Phases of Thought

Phases of Thought
Phases of Thought

7 Mart 2011 Pazartesi

Kurbanlar ve Gözbantları

Nereye gitmeye başladık, bilmiyorum? Yanlış mı yapıyorum? Kimseye bir zararım dokunmamıştır herhalde? En azından benim düşüncem bu. Borcum varsa, zararım varsa, ödemeye dünden hazırım. Nedir bu üzerine gelinmesi insanın? Benim farklı olmam, tehlikeli olmam anlamına gelmez ki. Senin sevdiğin adamı sevmiyorsam bana beğendirmen gerekmez ki. Belki ben adamın davranışlarını samimi bulmuyorum. Sen hizmet veriyor diyorsun, ben soygun görüyorum. Ben senin dediğini kabulleniyorum, sen niye kabullenemiyorsun?

Çok mu bozdular seni? Fazla mı takıldın aptal kutularına? Gerçi kendi kutularına bağımlı yaptılar. Kırmızı bant çekmişler, makaslamışlar, bizi düşünmüşler. Yahu sana ne? Beni annem o kadar düşünmüyor. Bana sordun mu sansürü? Ben istiyor muyum yasakları? Sen niye istiyorsun yasakları? Bir şeyden mi korkuyorsun? Var ki bir korkun, engelliyorsun. Ama nafile. Bu milletin istiklal marşında yazar "bendimi çiğner taşarım" diye. O engeli de yıkarlar. Nitekim yıktılar. Sen de engelinle taşak konusu olarak kaldın.

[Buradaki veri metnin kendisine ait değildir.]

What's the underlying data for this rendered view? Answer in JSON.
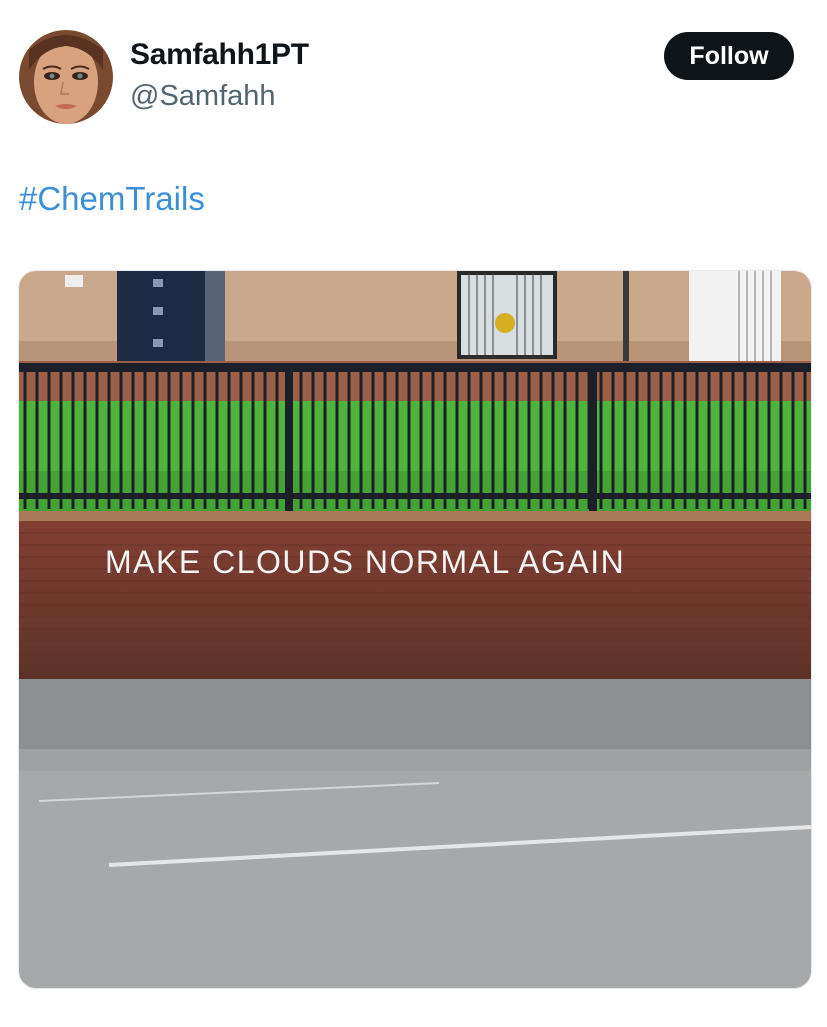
{
  "author": {
    "display_name": "Samfahh1PT",
    "handle": "@Samfahh",
    "avatar_icon": "profile-photo"
  },
  "follow_button": {
    "label": "Follow"
  },
  "tweet": {
    "hashtag": "#ChemTrails"
  },
  "media": {
    "graffiti_text": "MAKE CLOUDS NORMAL AGAIN"
  },
  "colors": {
    "follow_bg": "#0f1419",
    "hashtag": "#3b8fd8",
    "handle": "#536471"
  }
}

İstediğin kadar bant çek gözlere. İnsan bir kere buldu mu ışığı o karanlıkta peşinde koşar. İyi de olsa, kötü de olsa koşar işte. Çünkü geniş bir perspektifte yetişmemiş insan, daraltmışsın. Sınıf ayrımı yok diyorsun, televizyonda oynayan dizilere bir bak. Irk ayrımı yok diyosun, bir iki fabrikayı gez, inşaatları gez, çalışan profiline bak. Dil ayrımı yok diyorsun, bi güneydoğuya in, gez biraz ortalığı. Perspektifini sınırlayarak kontrolünü daraltmayı kolay bulmak gayet doğal, önemli olan zaten kolayı değil zoru başarabilmek. Tüm Türkiye'yi kucaklamak demek %47'i yi kucaklamak değil, demokrasi palavran bu kavramı tam karşılamaz. İsterse %90 seni seçsin bu ülkede, sen bu gücün arkasına sığınıp %10u eziyorsan, istersen gel beni bedavaya zengin et, hala aciz kalacaksın gözümde.

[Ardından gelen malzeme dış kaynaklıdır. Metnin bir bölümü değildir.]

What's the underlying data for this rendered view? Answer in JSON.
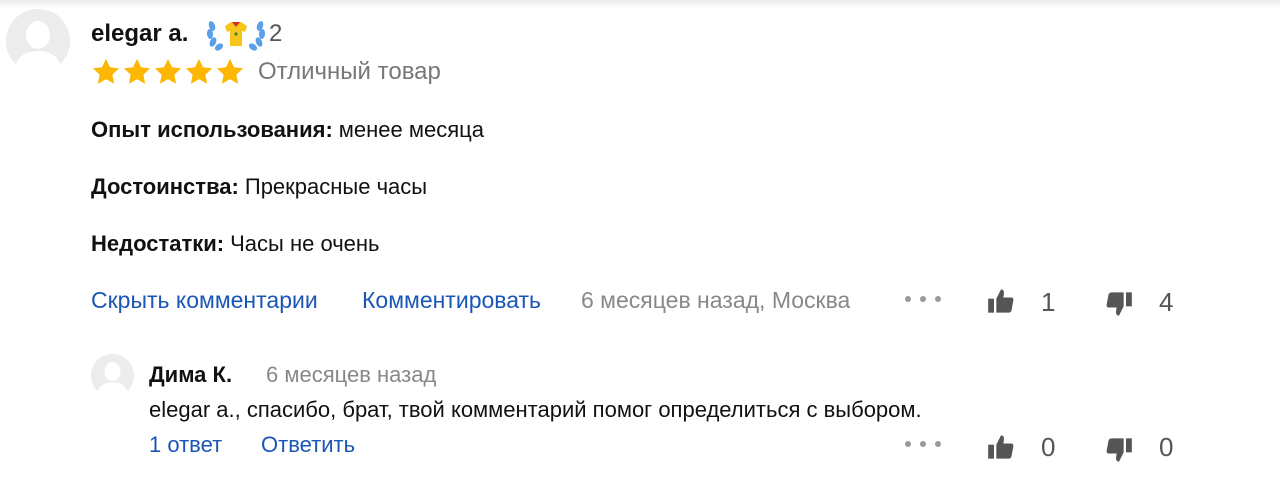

Benim gözüme bant çekmeye çalışıyorsun ama zamanında başkalarının çekmeye çalıştığı bantları gördü bu gözler. Görmese de hisseder artık bünyem. Ve az kaldı diyor. Geliyor sessiz bir uyanışın çığlıkları kulağıma. İnsanlar artık sorguluyor "neden?" diye. Hala koyunlar var elbet, ister benzinlerini 10 tl yap, ister maaşından aldığın vergileri çıkar %40'a. Değirmenin yönünü araştırdıkça bu millet, senin temiz görünen yağlı sularını görecek. "Dürüst" siyasetinin sonu geldiğinde, hala millete "dokunulmazlığın sonunu" vaat edebilecek misin? Yoksa düğünden toplayıp yaptığın serveti bohçalayıp kaçıp gidecek misin?